1930’lar ve 1940’lar, aynı zamanda sinemayla iç içe geçtiği dönemdir. “Wedad”, “Neşid el-Emel”, “Dananir”, “Aida”, “Salama”, “Fatma”, “Rabia el-Adeviyye” gibi filmler için söylediği şarkılar, hem Mısır sinemasının hem de Arap şarkı geleneğinin hafızasına kazınır. Film şarkıları arasında, düğünlerde ve törenlerde sıkça kullanılan, kimi zaman belirli tarihsel olaylara eşlik eden eserler bulunur; örneğin “Efrah Ya Qalby” yalnızca bir film sahnesi değil, aynı zamanda kraliyet düğününe eşlik eden simgesel bir parçadır.
1940’lardan itibaren repertuvarında siyasal ve toplumsal içerikli eserlerin ağırlığı artar. “Walla Zaman Ya Selahy” 1960–1979 arasında Mısır ve Birleşik Arap Cumhuriyetinin resmî marşı olur; “Misr Tatahaddath an Nafsiha”, “El Sudan”, “Sout el Watan”, “Sout el Salam”, “Thowar”, “Haq Beladak”, “Habib el-Sha’ab” gibi şarkılar, milliyetçi duyguları besleyen ve devlet törenlerinde sıkça kullanılan eserler hâline gelir. 1958 Irak darbesi ve Nasır dönemi siyasal iklimi, “Baghdad”, “Mansoura Ya Thawret el-Ahrar” gibi şarkılarda karşılığını bulur. Böylece Ümmü Gülsüm, yalnızca bir aşk şarkıları yorumcusu olmaktan çıkarak, Arap dünyasının politik ve duygusal nabzını tutan bir ses konumuna gelir.

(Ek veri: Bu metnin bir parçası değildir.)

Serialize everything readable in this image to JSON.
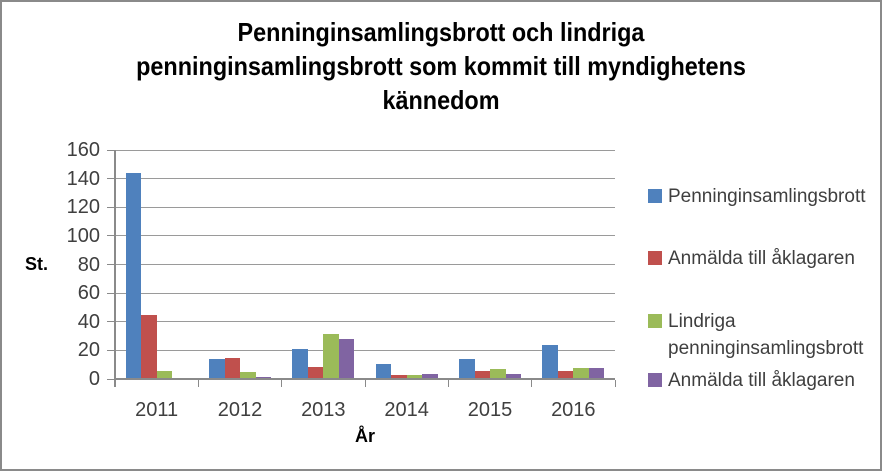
{
  "window": {
    "background": "#ffffff",
    "border_color": "#8a8a8a"
  },
  "chart_data": {
    "type": "bar",
    "title": "Penninginsamlingsbrott och lindriga penninginsamlingsbrott som kommit till myndighetens kännedom",
    "title_lines": [
      "Penninginsamlingsbrott och lindriga",
      "penninginsamlingsbrott som kommit till myndighetens",
      "kännedom"
    ],
    "xlabel": "År",
    "ylabel": "St.",
    "categories": [
      "2011",
      "2012",
      "2013",
      "2014",
      "2015",
      "2016"
    ],
    "series": [
      {
        "name": "Penninginsamlingsbrott",
        "color": "#4F81BD",
        "values": [
          143,
          13,
          20,
          10,
          13,
          23
        ]
      },
      {
        "name": "Anmälda till åklagaren",
        "color": "#C0504D",
        "values": [
          44,
          14,
          8,
          2,
          5,
          5
        ]
      },
      {
        "name": "Lindriga penninginsamlingsbrott",
        "color": "#9BBB59",
        "values": [
          5,
          4,
          31,
          2,
          6,
          7
        ]
      },
      {
        "name": "Anmälda till åklagaren",
        "color": "#8064A2",
        "values": [
          0,
          1,
          27,
          3,
          3,
          7
        ]
      }
    ],
    "ylim": [
      0,
      160
    ],
    "ytick_step": 20,
    "ytick_labels": [
      "0",
      "20",
      "40",
      "60",
      "80",
      "100",
      "120",
      "140",
      "160"
    ],
    "grid": true,
    "legend_position": "right",
    "colors": {
      "gridline": "#9a9a9a",
      "axis": "#8a8a8a",
      "tick_text": "#3f3f3f",
      "title_text": "#000000"
    }
  }
}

1950’ler ve 1960’lar, Riyad es-Sunbati, Muhammed Abdülvahab, Beliğ Hamdi ve Muhammed el-Mogi’nin ağırlık kazandığı, uzun formlu kasidelerin ve modern orkestrasyonun öne çıktığı altın dönemdir. “Salo Qalby”, “Robaa’eyat el-Khayyam”, “Zekrayat”, “Awedt Ainy”, “Enta Omry”, “Amal Hayati”, “Ba’eed Anak”, “Al-Atlal”, “Alf Leila we Leila”, “Daret el-Ayyam”, “Aghadan Alkak”, “El Hob Kolloh”, “Leilet Hob”, “Ya Msaharny” gibi eserler, hem melodik açıdan zirve, hem de vokal performans bakımından referans kabul edilir. Bu dönemde şiir metinlerinde Ahmed Rami, Mamun el-Şennavi, Abdülfettah Mustafa, Abdülvehab Muhammed, Mursi Cemil Aziz, Nizar Kabbani, İbrahim Naci, Ahmed Şevki gibi şairler öne çıkar.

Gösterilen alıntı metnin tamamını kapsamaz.